Notre Dame narrowed the candidates for the parlor game of guessing those captains by announcing the eight “SWAT” leaders earlier this month, a subset identified as the motivating and organizing forces of offseason activities. Those eight …

— Senior quarterback Ian Book
— Senior left tackle Liam Eichenberg
— Senior safety Jalen Elliott
— Fifth-year receiver Chris Finke
— Senior safety Alohi Gilman (pictured at top)
— Junior right tackle Robert Hainsey
— Senior defensive end Khalid Kareem
— Senior defensive end Julian Okwara

Half of the eight could have eligibility in 2020 — Book, Eichenberg, Gilman and Hainsey — but the better indicators of captainship do not inherently tie to that. For example, it is expected Gilman will head to the NFL following the 2019 season if he plays well enough to warrant that pondering at all. His transfer following the 2017 season was entirely due to professional aspirations. That, along with his competitive attitude very clearly demonstrated during last season’s unbeaten run, makes Gilman a frontrunner in this speculation.

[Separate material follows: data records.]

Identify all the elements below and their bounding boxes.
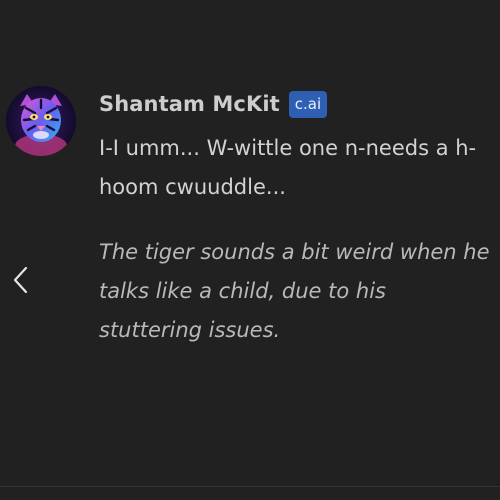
message-text: I-I umm... W-wittle one n-needs a h-hoom…	[99, 136, 477, 199]
sender-name[interactable]: Shantam McKit	[99, 92, 280, 116]
previous-message-button[interactable]	[8, 264, 32, 296]
divider	[0, 486, 500, 487]
chevron-left-icon	[13, 266, 28, 294]
message-header: Shantam McKit c.ai	[99, 88, 328, 120]
tiger-avatar-icon	[6, 86, 76, 156]
narration-text: The tiger sounds a bit weird when he tal…	[99, 240, 490, 342]
cai-badge: c.ai	[288, 90, 328, 118]
character-avatar[interactable]	[6, 86, 76, 156]
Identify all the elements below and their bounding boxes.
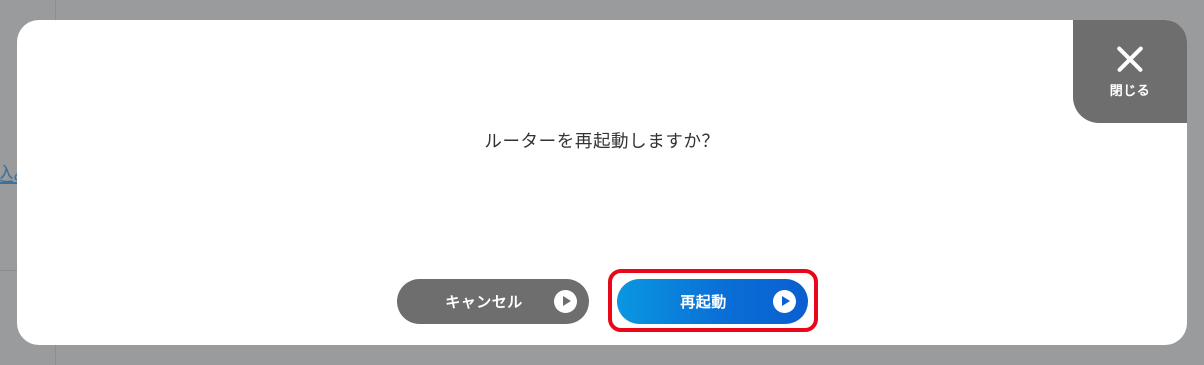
restart-button[interactable]: 再起動 — [617, 279, 808, 324]
background-divider — [55, 0, 56, 20]
close-button[interactable]: 閉じる — [1073, 20, 1187, 123]
restart-confirm-dialog: 閉じる ルーターを再起動しますか？ キャンセル 再起動 — [17, 20, 1187, 345]
close-icon — [1115, 44, 1145, 74]
background-divider — [0, 270, 17, 271]
play-circle-icon — [554, 290, 577, 313]
cancel-button[interactable]: キャンセル — [397, 279, 589, 324]
play-circle-icon — [773, 290, 796, 313]
confirm-message: ルーターを再起動しますか？ — [484, 132, 720, 152]
close-label: 閉じる — [1109, 84, 1151, 99]
background-divider — [55, 345, 56, 365]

Book, meanwhile, is unlikely to be one of the captains simply because the starting quarterback already serves in that role to some de facto extent. The coaching staff generally prefers to elevate a few others while not taking away from the inherent nature of the quarterback position.

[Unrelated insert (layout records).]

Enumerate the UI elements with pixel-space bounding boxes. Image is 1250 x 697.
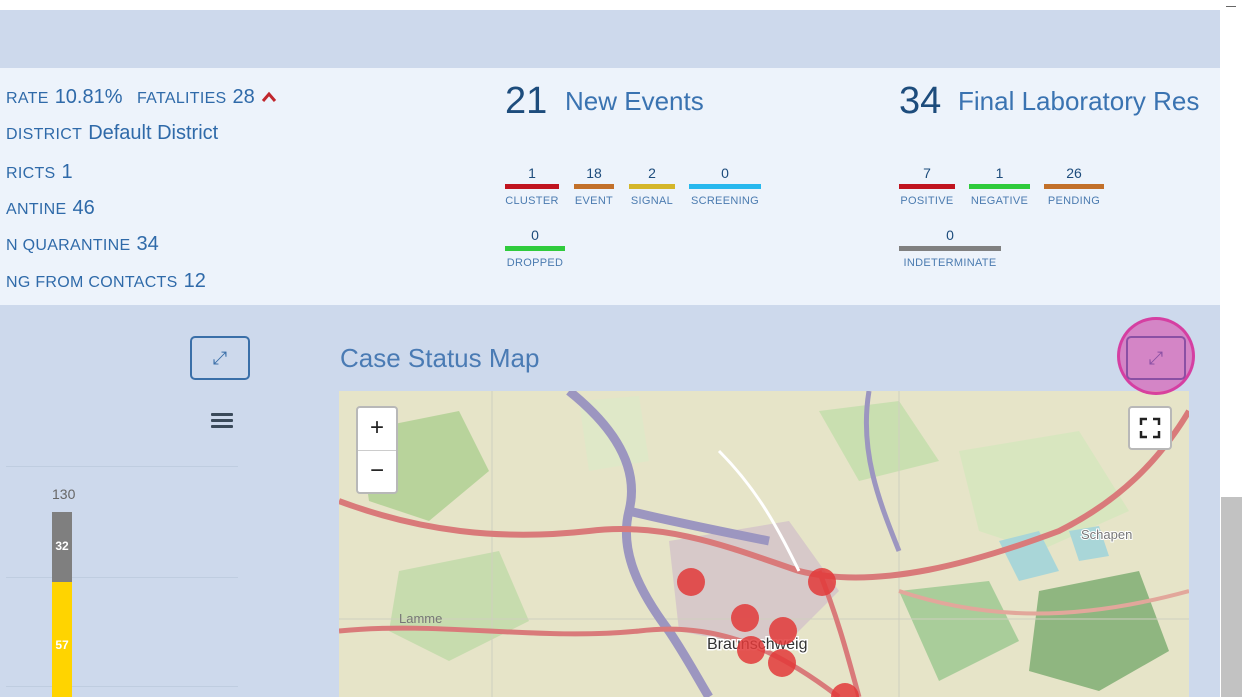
event-event-value: 18 bbox=[586, 165, 602, 181]
event-screening-bar bbox=[689, 184, 761, 189]
case-marker[interactable] bbox=[737, 636, 765, 664]
lab-negative-bar bbox=[969, 184, 1030, 189]
lab-indeterminate-value: 0 bbox=[946, 227, 954, 243]
case-marker[interactable] bbox=[808, 568, 836, 596]
case-marker[interactable] bbox=[677, 568, 705, 596]
stat-rate-label: RATE bbox=[6, 90, 49, 107]
stat-from-contacts: NG FROM CONTACTS 12 bbox=[6, 270, 206, 293]
lab-indeterminate-bar bbox=[899, 246, 1001, 251]
map-zoom-control: + − bbox=[356, 406, 398, 494]
stat-in-quarantine-value: 34 bbox=[136, 233, 159, 255]
top-band bbox=[0, 10, 1220, 68]
event-signal: 2 SIGNAL bbox=[629, 164, 675, 207]
lab-positive-label: POSITIVE bbox=[900, 195, 954, 207]
fullscreen-icon bbox=[1139, 417, 1161, 439]
stat-fatalities-value: 28 bbox=[232, 86, 255, 108]
event-dropped-value: 0 bbox=[531, 227, 539, 243]
gridline bbox=[6, 466, 238, 467]
event-dropped: 0 DROPPED bbox=[505, 226, 565, 269]
gridline bbox=[6, 686, 238, 687]
stat-from-contacts-label: NG FROM CONTACTS bbox=[6, 274, 178, 291]
stat-district-label: DISTRICT bbox=[6, 126, 83, 143]
stat-districts-label: RICTS bbox=[6, 165, 56, 182]
lab-positive: 7 POSITIVE bbox=[899, 164, 955, 207]
place-label-lamme: Lamme bbox=[399, 611, 442, 626]
stat-district: DISTRICT Default District bbox=[6, 122, 218, 145]
stat-districts-value: 1 bbox=[61, 161, 73, 183]
lab-negative-label: NEGATIVE bbox=[970, 195, 1029, 207]
event-event-bar bbox=[574, 184, 614, 189]
map-title: Case Status Map bbox=[340, 343, 540, 373]
hamburger-menu-icon[interactable] bbox=[205, 410, 239, 438]
event-signal-label: SIGNAL bbox=[630, 195, 674, 207]
map-tiles: Lamme Braunschweig Schapen bbox=[339, 391, 1189, 697]
stat-rate-value: 10.81% bbox=[54, 86, 123, 108]
lab-pending: 26 PENDING bbox=[1044, 164, 1104, 207]
zoom-out-button[interactable]: − bbox=[358, 451, 396, 493]
event-event-label: EVENT bbox=[574, 195, 614, 207]
event-event: 18 EVENT bbox=[574, 164, 614, 207]
events-count: 21 bbox=[505, 80, 548, 122]
stat-quarantine-value: 46 bbox=[72, 197, 95, 219]
stat-from-contacts-value: 12 bbox=[183, 270, 206, 292]
event-cluster-bar bbox=[505, 184, 559, 189]
chevron-up-icon bbox=[261, 90, 277, 108]
click-highlight bbox=[1117, 317, 1195, 395]
lab-negative: 1 NEGATIVE bbox=[969, 164, 1030, 207]
event-screening-label: SCREENING bbox=[690, 195, 760, 207]
stat-in-quarantine: N QUARANTINE 34 bbox=[6, 233, 159, 256]
lab-pending-bar bbox=[1044, 184, 1104, 189]
scroll-minus-icon bbox=[1226, 6, 1236, 7]
scrollbar-thumb[interactable] bbox=[1221, 497, 1242, 697]
stat-district-value: Default District bbox=[88, 122, 219, 144]
lab-title: Final Laboratory Res bbox=[958, 86, 1200, 116]
event-cluster: 1 CLUSTER bbox=[505, 164, 559, 207]
lab-count: 34 bbox=[899, 80, 942, 122]
zoom-in-button[interactable]: + bbox=[358, 408, 396, 450]
lab-pending-label: PENDING bbox=[1047, 195, 1101, 207]
chart-expand-button[interactable]: ⤢ bbox=[190, 336, 250, 380]
events-title: New Events bbox=[565, 86, 704, 116]
expand-icon: ⤢ bbox=[212, 348, 228, 368]
event-screening: 0 SCREENING bbox=[689, 164, 761, 207]
event-dropped-bar bbox=[505, 246, 565, 251]
lab-negative-value: 1 bbox=[995, 165, 1004, 181]
chart-axis-label: 130 bbox=[52, 486, 76, 502]
stats-panel: RATE 10.81% FATALITIES 28 DISTRICT Default … bbox=[0, 68, 1220, 305]
event-cluster-label: CLUSTER bbox=[505, 195, 559, 207]
lab-positive-value: 7 bbox=[923, 165, 931, 181]
case-marker[interactable] bbox=[731, 604, 759, 632]
map-fullscreen-button[interactable] bbox=[1128, 406, 1172, 450]
event-dropped-label: DROPPED bbox=[506, 257, 564, 269]
stat-districts: RICTS 1 bbox=[6, 161, 73, 184]
chart-segment-label: 57 bbox=[55, 638, 69, 652]
stat-rate: RATE 10.81% FATALITIES 28 bbox=[6, 86, 277, 109]
stat-quarantine: ANTINE 46 bbox=[6, 197, 95, 220]
lab-positive-bar bbox=[899, 184, 955, 189]
stat-in-quarantine-label: N QUARANTINE bbox=[6, 237, 131, 254]
stat-fatalities-label: FATALITIES bbox=[136, 90, 227, 107]
event-signal-value: 2 bbox=[648, 165, 656, 181]
stat-quarantine-label: ANTINE bbox=[6, 201, 67, 218]
event-cluster-value: 1 bbox=[528, 165, 536, 181]
chart-segment-label: 32 bbox=[55, 539, 69, 553]
event-signal-bar bbox=[629, 184, 675, 189]
lab-pending-value: 26 bbox=[1066, 165, 1082, 181]
case-marker[interactable] bbox=[769, 617, 797, 645]
gridline bbox=[6, 577, 238, 578]
case-status-map[interactable]: Lamme Braunschweig Schapen bbox=[339, 391, 1189, 697]
lab-indeterminate: 0 INDETERMINATE bbox=[899, 226, 1001, 269]
case-marker[interactable] bbox=[768, 649, 796, 677]
lab-indeterminate-label: INDETERMINATE bbox=[903, 257, 997, 269]
event-screening-value: 0 bbox=[721, 165, 729, 181]
place-label-schapen: Schapen bbox=[1081, 527, 1132, 542]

On the other hand, the Irish have had at least one captain on the offensive line each of the last seven seasons. Either Eichenberg or Hainsey seems positioned to continue that, the former with an additional year in the program but the latter with one more season of playing time under his belt.

Presuming one of those offensive linemen joins Gilman, it remains likely Notre Dame names at least one more captain. His rise from walk-on to offensive contributor and multiple-year starter makes Finke uniquely relatable to the entire roster.